En mille quatre cent cinquante et six, ses parents adoptifs partirent pour Aix les Bains, sur prescription médicale, pour soigner la goutte dont souffrait son père.
Alors qu'ils se trouvaient dans une auberge du Puy en Velay, en pleine nuit un incendie se déclara aux écuries de l'auberges, et prit rapidement dans l'auberge même, brûlant tant l'édifice que son contenu et ses habitants. Seuls ceux qui se trouvaient dans la salle d'auberge survêcurent, mais sa famille se trouvait en tran de dormir, dans leur chambre, périssant ainsi dans l'incendie.

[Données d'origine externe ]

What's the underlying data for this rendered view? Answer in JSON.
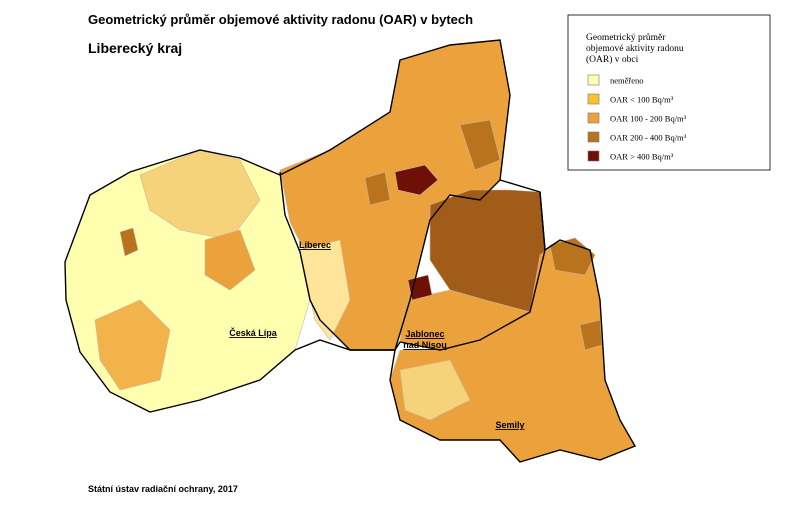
{
  "header": {
    "title": "Geometrický průměr objemové aktivity radonu (OAR) v bytech",
    "subtitle": "Liberecký kraj"
  },
  "legend": {
    "title": [
      "Geometrický průměr",
      "objemové aktivity radonu",
      "(OAR) v obci"
    ],
    "items": [
      {
        "label": "neměřeno",
        "color": "#ffffb0"
      },
      {
        "label": "OAR  <  100  Bq/m³",
        "color": "#f6c22e"
      },
      {
        "label": "OAR  100 - 200  Bq/m³",
        "color": "#eba23c"
      },
      {
        "label": "OAR  200 - 400  Bq/m³",
        "color": "#b8731c"
      },
      {
        "label": "OAR  >  400  Bq/m³",
        "color": "#6e1008"
      }
    ]
  },
  "districts": [
    {
      "lines": [
        "Liberec"
      ]
    },
    {
      "lines": [
        "Česká Lípa"
      ]
    },
    {
      "lines": [
        "Jablonec",
        "nad Nisou"
      ]
    },
    {
      "lines": [
        "Semily"
      ]
    }
  ],
  "source": "Státní ústav radiační ochrany, 2017"
}
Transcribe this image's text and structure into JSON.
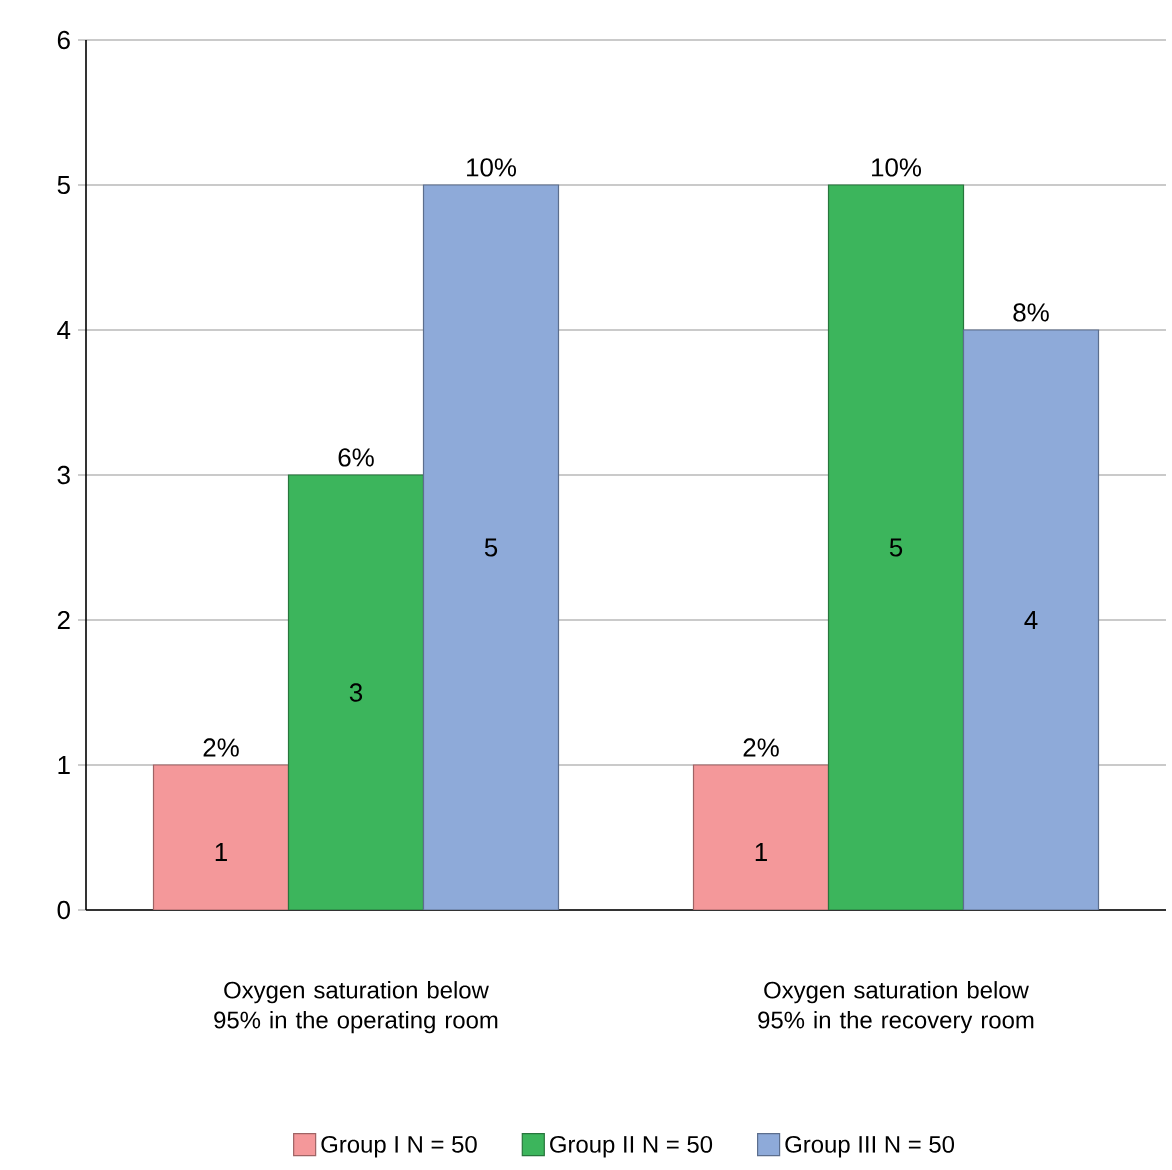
{
  "chart_data": {
    "type": "bar",
    "categories": [
      "Oxygen saturation below 95% in the operating room",
      "Oxygen saturation below 95% in the recovery room"
    ],
    "series": [
      {
        "name": "Group I N = 50",
        "color": "#f4989a",
        "values": [
          1,
          1
        ]
      },
      {
        "name": "Group II N = 50",
        "color": "#3cb55c",
        "values": [
          3,
          5
        ]
      },
      {
        "name": "Group III N = 50",
        "color": "#8eaad9",
        "values": [
          5,
          4
        ]
      }
    ],
    "annotations": [
      "2%",
      "2%",
      "6%",
      "10%",
      "10%",
      "8%"
    ],
    "ylim": [
      0,
      6
    ],
    "yticks": [
      0,
      1,
      2,
      3,
      4,
      5,
      6
    ],
    "grid": "y",
    "legend": "bottom",
    "data_labels": true
  }
}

Thomas se retrouva une fois de plus seul au monde, âgé de vingt et un an....
Il revint à Eauze, lieu où finalement sa famille s'était installée, et avec l'aide du notaire, il liquida les biens de ses parents adoptifs, dont il était à présent le seul héritier, conservant uniquement le manoir et ses jardins pour son usage personnel. Le solde, une fois placé à bon escient, lui rapporta une rente annuelle de presque dix mille écus par an.
Il était devenu un homme riche, mais toujours seul au monde...
En décembre 1458, un bal avait lieu à Auch, capitale du Comté, en honneur de l'anniversaire du comte régnant, Thomas n'était pas du tout décidé à s'y rendre, mais pressé par quelques amis, il s'y rendit, presque contre son gré.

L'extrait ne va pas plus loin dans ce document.